Il ricorso a presunzioni generalizzanti (tutti i denunciati sono pericolosi), ricavate  da una selezione arbitraria ed un filo stravagante dei requisiti (i denunciati per lo schiaffo …), che disegnano il perimetro di una novella politica securitaria dell’autore costruita sulla base delle sole risultanze di polizia (le denunce non sono tutte uguali: quella del privato non vale tanto quanto quelle delle forze dell’ordine), proietta con decisione la nostra società  verso il luminoso passato dello Stato di Polizia.

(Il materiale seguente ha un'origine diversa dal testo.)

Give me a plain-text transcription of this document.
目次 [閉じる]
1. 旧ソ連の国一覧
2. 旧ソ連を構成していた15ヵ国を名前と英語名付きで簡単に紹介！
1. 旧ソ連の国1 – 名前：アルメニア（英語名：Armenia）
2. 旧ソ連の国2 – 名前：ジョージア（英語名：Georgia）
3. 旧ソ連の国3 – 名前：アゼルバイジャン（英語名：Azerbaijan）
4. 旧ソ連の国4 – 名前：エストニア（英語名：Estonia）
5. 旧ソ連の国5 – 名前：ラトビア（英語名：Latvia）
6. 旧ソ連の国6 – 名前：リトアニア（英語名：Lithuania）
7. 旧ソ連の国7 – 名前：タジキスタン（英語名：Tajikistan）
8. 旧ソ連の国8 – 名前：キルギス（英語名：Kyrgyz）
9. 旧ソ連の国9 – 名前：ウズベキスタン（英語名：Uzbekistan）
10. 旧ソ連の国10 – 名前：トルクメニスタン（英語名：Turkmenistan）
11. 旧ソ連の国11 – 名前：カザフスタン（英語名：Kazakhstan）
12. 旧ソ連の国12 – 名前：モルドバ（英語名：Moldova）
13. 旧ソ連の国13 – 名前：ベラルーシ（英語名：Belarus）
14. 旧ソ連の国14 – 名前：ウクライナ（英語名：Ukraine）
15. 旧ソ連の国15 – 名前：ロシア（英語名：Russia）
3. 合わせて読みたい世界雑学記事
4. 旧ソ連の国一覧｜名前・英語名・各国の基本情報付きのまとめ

Volgiamo credere – con l’ottimismo della volontà – che non sia questa l’idea di Democrazia liberale cui aspirano quanti plaudono entusiasti a simili provvedimenti.
Per parte nostra, siamo invece assolutamente certi che non sia questo il modello di Stato che vuole la nostra Costituzione”.

La lettera è firmata, a nome del Direttivo, dal presidente della Camera Penale di Firenze, Avv. Luca Bisori.